The administration's worst fears were realized in 1982 when Congress passed the Boland Amendment, making direct military aid to the contras illegal. If the president were to carry out his foreign and domestic policies, the Justice Department would have to become more selective in how it enforced the law. In 1984, this delicate task was entrusted to a long-time Reagan confidant, then-Attorney General Edwin Meese.

One by one, the DOJ's division heads, deputy and assistant attorneys general, and special counsel were replaced. Once the province of career prosecutors who had worked their way up through the system, these positions were repopulated with ambitious yuppies. If the new appointees were not exactly corrupt, neither were they overly concerned with equal enforcement of the law. They knew that they had been hired for their loyalty rather than for their devotion to justice.

One highly placed DOJ official who resigned during this period told Barron's, "I know of at least fifty or sixty career employees who have been reassigned or forced out." Another said: "They're trying to find openings - or force openings - for political appointees that they want to bury as what we call ~moles' in the Department. They bury these moles at DOJ so that even the next administration can't find them."

By 1986, the FBI was so concerned that politics would interfere with sensitive investigations that when Meese assigned Assistant Attorney General Charles Cooper to the DOJ's investigation of the Iran-contra affair, FBI agents refused to share their leads with Cooper because (according to former Attorney General William Weld) they viewed him as "strictly a ~political' assistant AG." (Now in private practice, Cooper is representing a Meese associate implicated in the alleged theft by the DOJ of software belonging to Inslaw, Inc. For details, see the "Inslaw" section.)

By the time the presidential torch was passed from Reagan to Bush, Attorney General Meese had been so discredited by scandal and high- level DOJ defections that he had resigned and been replaced by Richard Thornburgh, a conservative former U.S. Attorney and former governor of Pennsylvania. Meese's failing had been that he had lost control of the subordinates who went public and embarrassed him. Thornburgh would not make the same mistake.

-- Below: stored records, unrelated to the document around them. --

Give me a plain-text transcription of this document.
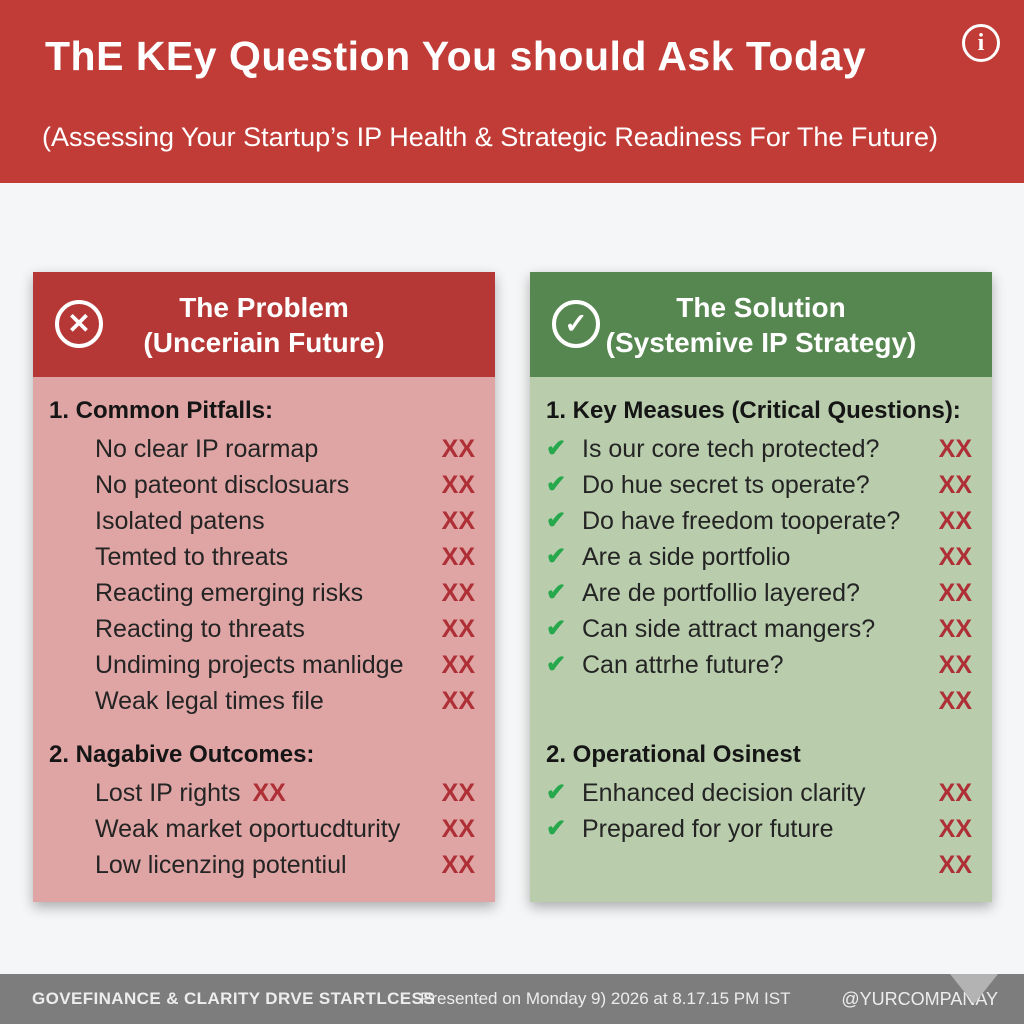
ThE KEy Question You should Ask Today
(Assessing Your Startup’s IP Health & Strategic Readiness For The Future)
i
✕
The Problem
(Unceriain Future)
1. Common Pitfalls:
No clear IP roarmap	XX
No pateont disclosuars	XX
Isolated patens	XX
Temted to threats	XX
Reacting emerging risks	XX
Reacting to threats	XX
Undiming projects manlidge XX
Weak legal times file	XX
2. Nagabive Outcomes:
Lost IP rights XX	XX
Weak market oportucdturity XX
Low licenzing potentiul	XX
✓
The Solution
(Systemive IP Strategy)
1. Key Measues (Critical Questions):
✔ Is our core tech protected? XX
✔ Do hue secret ts operate?	XX
✔ Do have freedom tooperate? XX
✔ Are a side portfolio	XX
✔ Are de portfollio layered?	XX
✔ Can side attract mangers?	XX
✔ Can attrhe future?	XX
XX
2. Operational Osinest
✔ Enhanced decision clarity	XX
✔ Prepared for yor future	XX
XX
GOVEFINANCE & CLARITY DRVE STARTLCESS
Presented on Monday 9) 2026 at 8.17.15 PM IST	@YURCOMPANAY
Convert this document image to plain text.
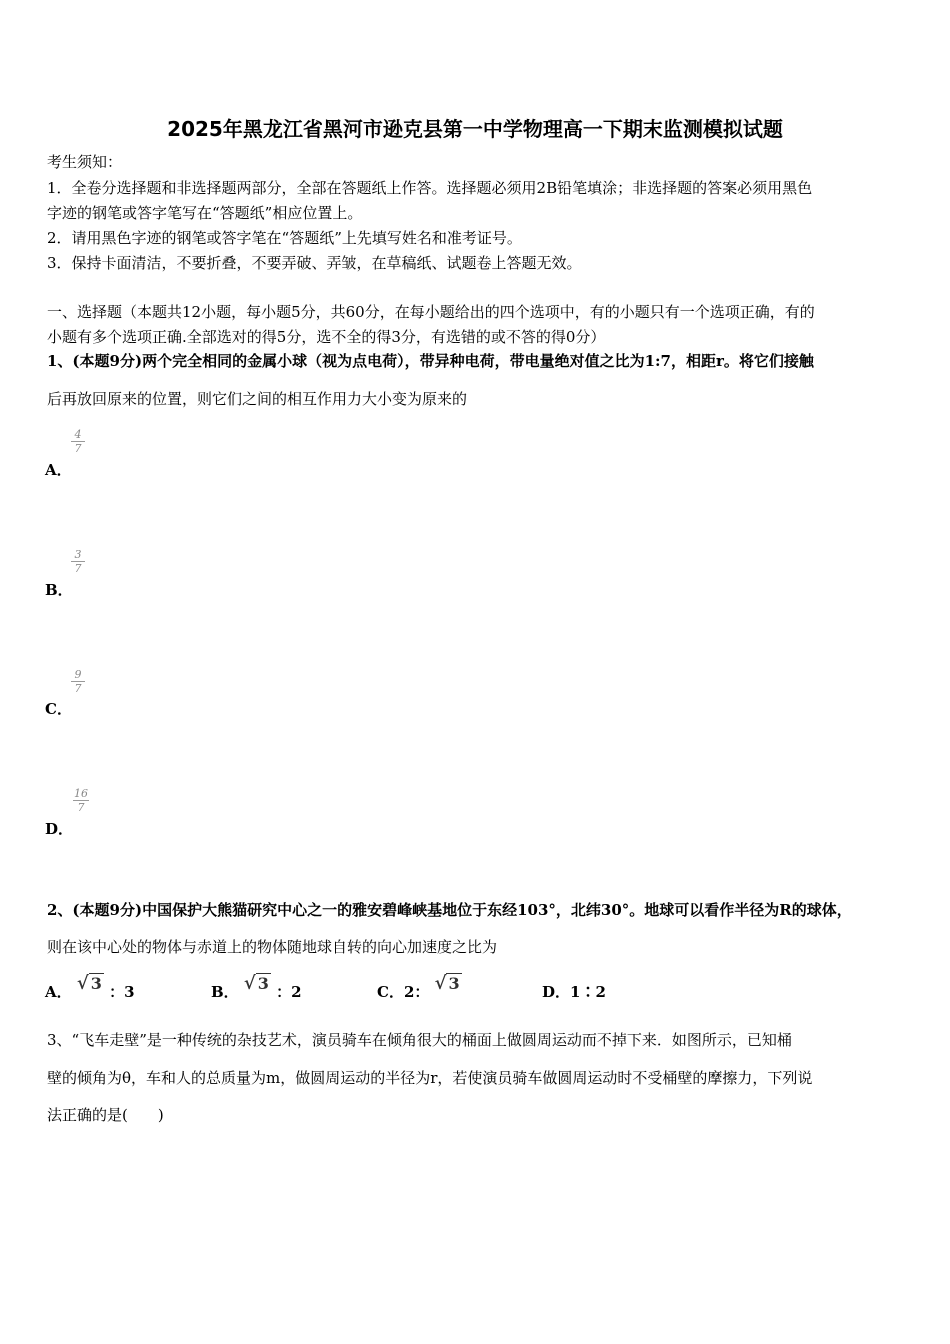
2025年黑龙江省黑河市逊克县第一中学物理高一下期末监测模拟试题
考生须知：
1．全卷分选择题和非选择题两部分，全部在答题纸上作答。选择题必须用2B铅笔填涂；非选择题的答案必须用黑色
字迹的钢笔或答字笔写在“答题纸”相应位置上。
2．请用黑色字迹的钢笔或答字笔在“答题纸”上先填写姓名和准考证号。
3．保持卡面清洁，不要折叠，不要弄破、弄皱，在草稿纸、试题卷上答题无效。
一、选择题（本题共12小题，每小题5分，共60分，在每小题给出的四个选项中，有的小题只有一个选项正确，有的
小题有多个选项正确.全部选对的得5分，选不全的得3分，有选错的或不答的得0分）
1、(本题9分)两个完全相同的金属小球（视为点电荷），带异种电荷，带电量绝对值之比为1:7，相距r。将它们接触
后再放回原来的位置，则它们之间的相互作用力大小变为原来的
4
7
A．
3
7
B．
9
7
C．
16
7
D．
2、(本题9分)中国保护大熊猫研究中心之一的雅安碧峰峡基地位于东经103°，北纬30°。地球可以看作半径为R的球体，
则在该中心处的物体与赤道上的物体随地球自转的向心加速度之比为
A． √ 3 ：3	B． √ 3 ：2	C．2： √ 3	D．1∶2
3、“飞车走壁”是一种传统的杂技艺术，演员骑车在倾角很大的桶面上做圆周运动而不掉下来．如图所示，已知桶
壁的倾角为θ，车和人的总质量为m，做圆周运动的半径为r，若使演员骑车做圆周运动时不受桶壁的摩擦力，下列说
法正确的是(　　)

According to Stu Smith, president of AFSME No. 26, one of the unions that represents DOJ employees, "Justice became politicized at a lower and lower level. The issue was control. Thornburgh was a real nut on the issue of control. He wanted everyone at DOJ singing from the same hymnal."

Another important player in the Bush administration's efforts to bridle the justice Department was White House Counsel Boyden Gray, known for his penchant for executive privilege. Gray's influence became evident when Bush began attaching statements to bills he signed, informing Congress there were parts of the new law he disagreed with and therefore intended to ignore. In 1990, Gray, responding to complaints from business leaders, ordered Thornburgh to retract the DOJ's support for strong new criminal-sentencing guidelines for corporations and corporate executives caught breaking the law.

When Thornburgh left his post in mid-1991 to run for one of Pennsylvania's Senate seats, Bush turned to former CIA hand William Barr to replace him. By this time, the toxic political waste left by the two previous attorneys general was threatening to seep into public view, and Barr's challenge was to shield the administration during the campaign from any political damage that might result.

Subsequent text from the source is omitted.